Devletin hazinesine yüz milyonlarca dolar borcu olan ve bu borcu ödemeyen bir ailenin, devletin başka bir birimine para taahhüdünde bulunması ilginç.
Paraları var ise önce borçlarını ödesinler.
NOT: Ben de motosiklet federasyonunun kurulmasındandan yanayım ama devlete ve millete yüz milyonlarca dolar borç takan kişilerin himmetiyle değil.
Eve Dönüş Yasası’na PKK karşı çıkar
CHP yüzünden tüm Türkiye, AKP'ye oy verirse kimse şaşırmasın. Ancak gidişat böyle. Çünkü CHP hiçbir fikir üretmediği gibi, her şeye karşı çıkarak muhalefet yaptığını zannediyor. Hal böyle olunca da, AKP'nin hatalarını yakalama şansını da kaybediyor.
Şimdi de
‘‘Eve Dönüş Yasası’’na karşı çıkıyorlar.
En önemli iddiaları, bu yasanın ABD tarafından empoze edildiği.
Sanırsın ki, Türkiye'de daha önce hiç böyle bir yasa çıkmamış.
Oysa bu, benzer nitelikteki üçüncü yasa.
Terörle mücadele eden ülkelerin, daha kapsamlılarını sıklıkla çıkardıkları yasalardan biri.
Bu yasaya karşı çıkan tek unsur, PKK'nın üst düzey yönetimi.
Çünkü yasa, dağdaki militan sayısını düşürmeyi ve gençlik hatalarının hafif bir cezayla geçiştirilmesini öngörüyor.
Yasa, dağdaki
‘‘suçsuz’’ çoluk çocuğu sıcak yuvasına geri getirebilir.
Bu da örgüte ciddi bir darbe olur.
PKK-KADEK bunu görüyor ve panikliyor.
CHP ise yasayı ABD'nin empoze ettiğini ileri sürüyor.
Bir olaya karşı çıkarken kiminle paralel hale geldiğimize dikkat etmeliyiz.

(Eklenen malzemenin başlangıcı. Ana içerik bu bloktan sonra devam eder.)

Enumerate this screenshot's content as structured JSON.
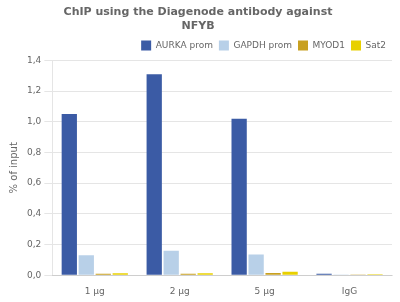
{
  "chart_data": {
    "type": "bar",
    "title": "ChIP using the Diagenode antibody against\nNFYB",
    "ylabel": "% of input",
    "categories": [
      "1 μg",
      "2 μg",
      "5 μg",
      "IgG"
    ],
    "series": [
      {
        "name": "AURKA prom",
        "color": "#3B5BA5",
        "values": [
          1.05,
          1.31,
          1.02,
          0.01
        ]
      },
      {
        "name": "GAPDH prom",
        "color": "#B8D0E8",
        "values": [
          0.13,
          0.16,
          0.135,
          0.005
        ]
      },
      {
        "name": "MYOD1",
        "color": "#C8A020",
        "values": [
          0.01,
          0.01,
          0.015,
          0.004
        ]
      },
      {
        "name": "Sat2",
        "color": "#E8D000",
        "values": [
          0.012,
          0.013,
          0.022,
          0.006
        ]
      }
    ],
    "ylim": [
      0,
      1.4
    ],
    "yticks": [
      {
        "value": 0.0,
        "label": "0,0"
      },
      {
        "value": 0.2,
        "label": "0,2"
      },
      {
        "value": 0.4,
        "label": "0,4"
      },
      {
        "value": 0.6,
        "label": "0,6"
      },
      {
        "value": 0.8,
        "label": "0,8"
      },
      {
        "value": 1.0,
        "label": "1,0"
      },
      {
        "value": 1.2,
        "label": "1,2"
      },
      {
        "value": 1.4,
        "label": "1,4"
      }
    ],
    "grid": true,
    "legend": "upper right"
  }
}
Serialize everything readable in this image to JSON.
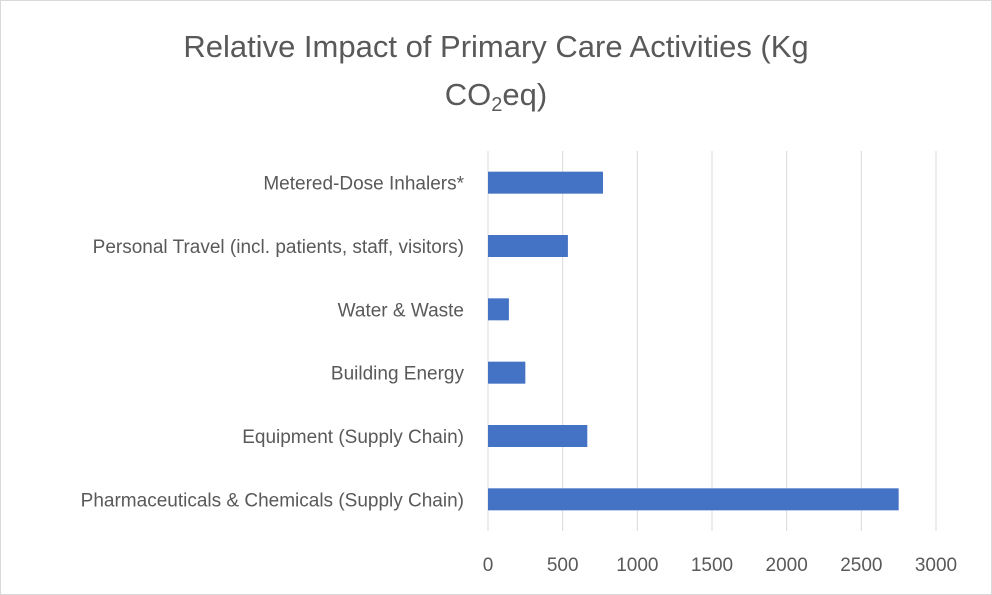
{
  "chart_data": {
    "type": "bar",
    "orientation": "horizontal",
    "title_line1": "Relative Impact of Primary Care Activities (Kg",
    "title_line2_prefix": "CO",
    "title_line2_sub": "2",
    "title_line2_suffix": "eq)",
    "categories": [
      "Metered-Dose Inhalers*",
      "Personal Travel (incl. patients, staff, visitors)",
      "Water & Waste",
      "Building Energy",
      "Equipment (Supply Chain)",
      "Pharmaceuticals & Chemicals (Supply Chain)"
    ],
    "values": [
      770,
      535,
      140,
      250,
      665,
      2750
    ],
    "xlim": [
      0,
      3000
    ],
    "xticks": [
      0,
      500,
      1000,
      1500,
      2000,
      2500,
      3000
    ],
    "grid": true,
    "bar_color": "#4472C4",
    "grid_color": "#d9d9d9"
  }
}
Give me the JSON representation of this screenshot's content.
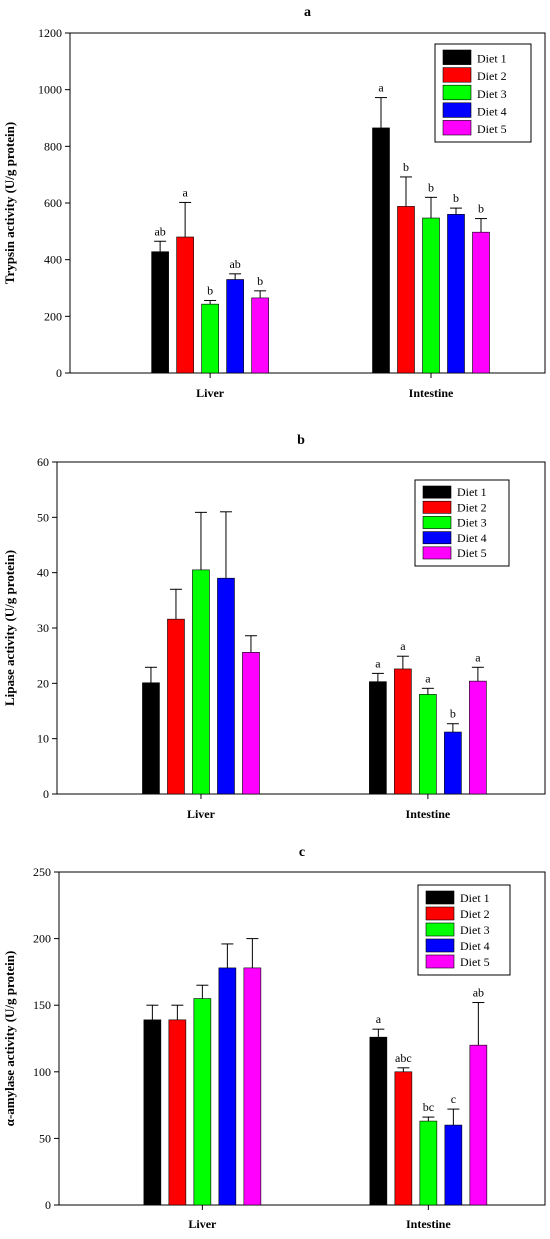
{
  "chart_data": [
    {
      "type": "bar",
      "title": "a",
      "ylabel": "Trypsin activity (U/g protein)",
      "categories": [
        "Liver",
        "Intestine"
      ],
      "ylim": [
        0,
        1200
      ],
      "yticks": [
        0,
        200,
        400,
        600,
        800,
        1000,
        1200
      ],
      "legend_position": "top-right",
      "series": [
        {
          "name": "Diet 1",
          "color": "#000000",
          "values": [
            428,
            865
          ],
          "errors": [
            37,
            107
          ],
          "labels": [
            "ab",
            "a"
          ]
        },
        {
          "name": "Diet 2",
          "color": "#ff0000",
          "values": [
            480,
            588
          ],
          "errors": [
            122,
            104
          ],
          "labels": [
            "a",
            "b"
          ]
        },
        {
          "name": "Diet 3",
          "color": "#00ff00",
          "values": [
            243,
            547
          ],
          "errors": [
            13,
            73
          ],
          "labels": [
            "b",
            "b"
          ]
        },
        {
          "name": "Diet 4",
          "color": "#0000ff",
          "values": [
            330,
            560
          ],
          "errors": [
            20,
            22
          ],
          "labels": [
            "ab",
            "b"
          ]
        },
        {
          "name": "Diet 5",
          "color": "#ff00ff",
          "values": [
            265,
            497
          ],
          "errors": [
            25,
            48
          ],
          "labels": [
            "b",
            "b"
          ]
        }
      ]
    },
    {
      "type": "bar",
      "title": "b",
      "ylabel": "Lipase activity (U/g protein)",
      "categories": [
        "Liver",
        "Intestine"
      ],
      "ylim": [
        0,
        60
      ],
      "yticks": [
        0,
        10,
        20,
        30,
        40,
        50,
        60
      ],
      "legend_position": "top-right",
      "series": [
        {
          "name": "Diet 1",
          "color": "#000000",
          "values": [
            20.1,
            20.3
          ],
          "errors": [
            2.8,
            1.5
          ],
          "labels": [
            "",
            "a"
          ]
        },
        {
          "name": "Diet 2",
          "color": "#ff0000",
          "values": [
            31.6,
            22.6
          ],
          "errors": [
            5.4,
            2.3
          ],
          "labels": [
            "",
            "a"
          ]
        },
        {
          "name": "Diet 3",
          "color": "#00ff00",
          "values": [
            40.5,
            18.0
          ],
          "errors": [
            10.4,
            1.1
          ],
          "labels": [
            "",
            "a"
          ]
        },
        {
          "name": "Diet 4",
          "color": "#0000ff",
          "values": [
            39.0,
            11.2
          ],
          "errors": [
            12.0,
            1.5
          ],
          "labels": [
            "",
            "b"
          ]
        },
        {
          "name": "Diet 5",
          "color": "#ff00ff",
          "values": [
            25.6,
            20.4
          ],
          "errors": [
            3.0,
            2.5
          ],
          "labels": [
            "",
            "a"
          ]
        }
      ]
    },
    {
      "type": "bar",
      "title": "c",
      "ylabel": "α-amylase activity (U/g protein)",
      "categories": [
        "Liver",
        "Intestine"
      ],
      "ylim": [
        0,
        250
      ],
      "yticks": [
        0,
        50,
        100,
        150,
        200,
        250
      ],
      "legend_position": "top-right",
      "series": [
        {
          "name": "Diet 1",
          "color": "#000000",
          "values": [
            139,
            126
          ],
          "errors": [
            11,
            6
          ],
          "labels": [
            "",
            "a"
          ]
        },
        {
          "name": "Diet 2",
          "color": "#ff0000",
          "values": [
            139,
            100
          ],
          "errors": [
            11,
            3
          ],
          "labels": [
            "",
            "abc"
          ]
        },
        {
          "name": "Diet 3",
          "color": "#00ff00",
          "values": [
            155,
            63
          ],
          "errors": [
            10,
            3
          ],
          "labels": [
            "",
            "bc"
          ]
        },
        {
          "name": "Diet 4",
          "color": "#0000ff",
          "values": [
            178,
            60
          ],
          "errors": [
            18,
            12
          ],
          "labels": [
            "",
            "c"
          ]
        },
        {
          "name": "Diet 5",
          "color": "#ff00ff",
          "values": [
            178,
            120
          ],
          "errors": [
            22,
            32
          ],
          "labels": [
            "",
            "ab"
          ]
        }
      ]
    }
  ]
}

Bu CHP için de geçerli, AKP içinde bu yasaya karşı çıkanlar içinde.
Anti Galatasaray medyası
BİR internet sitesi, gazetelerin yayın yönetmenlerinin hangi takımı tuttuğunu açıklamış. Okudum ve medyadaki Galatasaray düşmanlığının nedenini anladım. Listeyi aktarıyorum:
Hürriyet: Ertuğrul Özkök-Fenerbahçe
Milliyet: Mehmet Y. Yılmaz-Fenerbahçe
Sabah: Ergun Babahan-Fenerbahçe
Posta: Rıfat Ababay-Fenerbahçe
Vatan: Tayfun Devecioğlu-Beşiktaş
Star: Fatih Çekirge-Fenerbahçe
Yarın: Tevfik Yener-Fenerbahçe
Radikal: İsmet Berkan-Beşiktaş
Fotomaç: Yavuz Gürsel-Fenerbahçe
Fanatik: Necil Ülgen-Fenerbahçe
Liste böyle.
Onların unuttuğu Akşam'ın Yayın Yönetmeni
Nurcan Akad var. Bir tek o Galatasaraylı. Hem de iyisinden...

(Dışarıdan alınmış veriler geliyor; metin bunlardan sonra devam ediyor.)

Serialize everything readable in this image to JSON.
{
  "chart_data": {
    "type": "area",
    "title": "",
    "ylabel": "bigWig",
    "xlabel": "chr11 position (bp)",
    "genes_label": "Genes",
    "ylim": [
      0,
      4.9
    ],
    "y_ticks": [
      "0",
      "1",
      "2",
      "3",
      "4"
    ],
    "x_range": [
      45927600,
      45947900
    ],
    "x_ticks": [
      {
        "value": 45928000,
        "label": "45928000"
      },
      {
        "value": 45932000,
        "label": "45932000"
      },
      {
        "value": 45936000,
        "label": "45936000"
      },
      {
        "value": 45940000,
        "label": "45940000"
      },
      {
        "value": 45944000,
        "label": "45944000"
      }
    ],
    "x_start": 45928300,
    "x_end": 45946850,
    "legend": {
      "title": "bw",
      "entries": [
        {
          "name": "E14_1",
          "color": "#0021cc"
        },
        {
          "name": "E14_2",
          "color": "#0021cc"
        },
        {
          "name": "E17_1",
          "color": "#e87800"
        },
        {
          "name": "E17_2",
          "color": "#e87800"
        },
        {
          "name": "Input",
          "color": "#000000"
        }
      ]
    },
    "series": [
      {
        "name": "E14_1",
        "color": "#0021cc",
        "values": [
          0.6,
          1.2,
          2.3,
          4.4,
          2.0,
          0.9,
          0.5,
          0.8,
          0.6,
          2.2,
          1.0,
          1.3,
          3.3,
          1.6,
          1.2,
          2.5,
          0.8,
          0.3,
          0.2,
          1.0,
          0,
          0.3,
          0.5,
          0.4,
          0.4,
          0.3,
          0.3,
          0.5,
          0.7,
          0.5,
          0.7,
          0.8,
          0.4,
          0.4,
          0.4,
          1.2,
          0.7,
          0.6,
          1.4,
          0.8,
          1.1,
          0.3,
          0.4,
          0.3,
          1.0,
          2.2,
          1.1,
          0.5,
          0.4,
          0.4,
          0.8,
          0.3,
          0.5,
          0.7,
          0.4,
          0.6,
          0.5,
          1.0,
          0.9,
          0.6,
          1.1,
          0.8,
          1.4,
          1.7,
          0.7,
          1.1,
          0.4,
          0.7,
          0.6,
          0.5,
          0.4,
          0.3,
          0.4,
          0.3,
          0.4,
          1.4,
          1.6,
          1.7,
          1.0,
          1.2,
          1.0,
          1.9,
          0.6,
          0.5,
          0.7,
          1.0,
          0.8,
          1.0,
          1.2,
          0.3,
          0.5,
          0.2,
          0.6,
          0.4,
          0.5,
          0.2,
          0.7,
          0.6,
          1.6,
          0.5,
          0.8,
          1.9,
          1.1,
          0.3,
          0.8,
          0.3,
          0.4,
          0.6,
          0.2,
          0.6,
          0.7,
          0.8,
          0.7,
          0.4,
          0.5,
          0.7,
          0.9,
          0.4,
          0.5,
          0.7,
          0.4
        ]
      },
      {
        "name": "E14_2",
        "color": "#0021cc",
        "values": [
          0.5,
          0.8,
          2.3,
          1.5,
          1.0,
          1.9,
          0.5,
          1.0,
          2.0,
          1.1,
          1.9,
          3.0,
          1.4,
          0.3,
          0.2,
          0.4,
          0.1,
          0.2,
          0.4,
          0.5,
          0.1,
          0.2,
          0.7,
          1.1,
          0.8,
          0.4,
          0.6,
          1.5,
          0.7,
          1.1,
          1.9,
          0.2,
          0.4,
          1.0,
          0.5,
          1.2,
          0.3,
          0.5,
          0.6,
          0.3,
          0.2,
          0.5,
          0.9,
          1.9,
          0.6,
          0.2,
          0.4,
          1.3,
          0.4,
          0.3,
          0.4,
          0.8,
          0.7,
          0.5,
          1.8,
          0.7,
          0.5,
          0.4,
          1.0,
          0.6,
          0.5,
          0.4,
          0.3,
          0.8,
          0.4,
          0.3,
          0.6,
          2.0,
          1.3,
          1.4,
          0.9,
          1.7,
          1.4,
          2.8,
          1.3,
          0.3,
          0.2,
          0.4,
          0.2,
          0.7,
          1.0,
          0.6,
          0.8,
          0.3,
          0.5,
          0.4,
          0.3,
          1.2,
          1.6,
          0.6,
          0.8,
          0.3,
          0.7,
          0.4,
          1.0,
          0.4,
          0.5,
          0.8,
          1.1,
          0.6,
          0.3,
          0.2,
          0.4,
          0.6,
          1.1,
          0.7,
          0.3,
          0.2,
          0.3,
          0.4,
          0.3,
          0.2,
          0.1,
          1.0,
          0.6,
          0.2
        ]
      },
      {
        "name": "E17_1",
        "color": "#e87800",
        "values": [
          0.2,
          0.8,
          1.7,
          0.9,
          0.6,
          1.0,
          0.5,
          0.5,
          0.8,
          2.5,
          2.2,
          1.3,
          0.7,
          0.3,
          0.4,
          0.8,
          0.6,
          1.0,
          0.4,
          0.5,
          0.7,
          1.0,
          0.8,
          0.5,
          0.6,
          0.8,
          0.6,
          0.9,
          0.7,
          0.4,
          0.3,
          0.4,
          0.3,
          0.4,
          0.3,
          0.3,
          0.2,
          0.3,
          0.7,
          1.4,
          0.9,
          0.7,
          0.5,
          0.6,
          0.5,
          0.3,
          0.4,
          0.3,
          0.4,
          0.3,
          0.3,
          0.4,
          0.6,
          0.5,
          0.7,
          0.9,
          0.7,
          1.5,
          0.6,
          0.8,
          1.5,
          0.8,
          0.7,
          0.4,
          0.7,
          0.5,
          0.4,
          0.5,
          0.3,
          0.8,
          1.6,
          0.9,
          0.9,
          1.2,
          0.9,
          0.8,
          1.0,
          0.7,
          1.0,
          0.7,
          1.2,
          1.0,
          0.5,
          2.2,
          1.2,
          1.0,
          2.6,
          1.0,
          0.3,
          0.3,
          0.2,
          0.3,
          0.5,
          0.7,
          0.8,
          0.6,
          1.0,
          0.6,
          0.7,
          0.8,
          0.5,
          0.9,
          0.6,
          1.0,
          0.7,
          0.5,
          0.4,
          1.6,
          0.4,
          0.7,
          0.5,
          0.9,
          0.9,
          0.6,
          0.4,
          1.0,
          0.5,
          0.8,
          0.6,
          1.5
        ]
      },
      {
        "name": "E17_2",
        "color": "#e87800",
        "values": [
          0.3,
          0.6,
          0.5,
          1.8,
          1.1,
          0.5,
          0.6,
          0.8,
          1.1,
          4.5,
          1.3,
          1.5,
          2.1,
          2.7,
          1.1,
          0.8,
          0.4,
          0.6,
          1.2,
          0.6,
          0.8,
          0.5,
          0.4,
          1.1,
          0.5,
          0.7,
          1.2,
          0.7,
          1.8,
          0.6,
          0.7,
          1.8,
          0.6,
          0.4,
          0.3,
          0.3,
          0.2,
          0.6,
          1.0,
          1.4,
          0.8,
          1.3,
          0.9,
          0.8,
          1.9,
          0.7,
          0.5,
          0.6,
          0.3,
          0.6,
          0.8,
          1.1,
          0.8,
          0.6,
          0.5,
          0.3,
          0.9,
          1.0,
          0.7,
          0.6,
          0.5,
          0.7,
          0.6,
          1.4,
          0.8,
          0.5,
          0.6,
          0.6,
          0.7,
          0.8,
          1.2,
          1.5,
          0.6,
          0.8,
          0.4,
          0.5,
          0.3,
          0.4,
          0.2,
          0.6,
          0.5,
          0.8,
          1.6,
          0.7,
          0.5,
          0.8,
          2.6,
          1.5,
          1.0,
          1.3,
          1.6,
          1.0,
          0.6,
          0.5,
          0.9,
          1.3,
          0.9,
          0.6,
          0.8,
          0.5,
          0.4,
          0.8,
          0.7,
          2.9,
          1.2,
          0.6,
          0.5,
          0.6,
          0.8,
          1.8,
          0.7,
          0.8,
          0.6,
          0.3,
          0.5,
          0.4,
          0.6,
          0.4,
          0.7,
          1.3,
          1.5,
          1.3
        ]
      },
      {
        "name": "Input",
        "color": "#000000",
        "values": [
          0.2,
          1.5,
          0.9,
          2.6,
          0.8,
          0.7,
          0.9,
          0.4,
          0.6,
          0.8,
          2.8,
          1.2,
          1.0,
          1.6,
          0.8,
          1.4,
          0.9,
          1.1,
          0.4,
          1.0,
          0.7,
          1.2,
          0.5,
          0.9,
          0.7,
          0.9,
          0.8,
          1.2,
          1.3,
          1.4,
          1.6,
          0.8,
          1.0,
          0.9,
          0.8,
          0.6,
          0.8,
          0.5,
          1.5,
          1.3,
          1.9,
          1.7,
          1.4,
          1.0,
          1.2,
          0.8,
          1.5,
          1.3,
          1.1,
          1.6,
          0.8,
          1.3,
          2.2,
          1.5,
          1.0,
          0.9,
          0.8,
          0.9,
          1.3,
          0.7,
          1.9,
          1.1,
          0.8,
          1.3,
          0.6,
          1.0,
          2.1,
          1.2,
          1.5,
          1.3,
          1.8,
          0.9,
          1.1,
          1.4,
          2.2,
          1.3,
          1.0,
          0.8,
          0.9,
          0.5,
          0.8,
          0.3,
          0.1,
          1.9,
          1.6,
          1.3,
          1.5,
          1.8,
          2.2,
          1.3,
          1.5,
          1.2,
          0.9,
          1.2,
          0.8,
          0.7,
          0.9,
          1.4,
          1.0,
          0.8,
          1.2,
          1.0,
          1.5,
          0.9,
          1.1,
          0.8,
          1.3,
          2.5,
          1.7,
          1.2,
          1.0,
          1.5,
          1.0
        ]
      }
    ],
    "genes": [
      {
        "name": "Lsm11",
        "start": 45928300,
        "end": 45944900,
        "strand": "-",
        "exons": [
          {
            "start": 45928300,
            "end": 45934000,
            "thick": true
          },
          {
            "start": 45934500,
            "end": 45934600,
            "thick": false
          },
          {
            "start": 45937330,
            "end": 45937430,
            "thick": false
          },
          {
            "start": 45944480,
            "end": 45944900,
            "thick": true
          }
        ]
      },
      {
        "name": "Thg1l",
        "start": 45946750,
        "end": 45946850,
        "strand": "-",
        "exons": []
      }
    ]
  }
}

Cumhuriyet'in Yayın Yönetmeni Sevgili
İbrahim Yıldız ise yanlış hatırlamıyorsam Fenerbahçeli. İşin gırgırı, Vatan'ın başındaki
Tayfun Devecioğlu, Galatasaray Lisesi mezunu ama Beşiktaşlı.
Medyada Galatasaray'ın işi gerçekten zor.
NE ZAMAN ADAM OLURUZ?
İşimize gelmeyen gerçekleri de gördüğümüz zaman.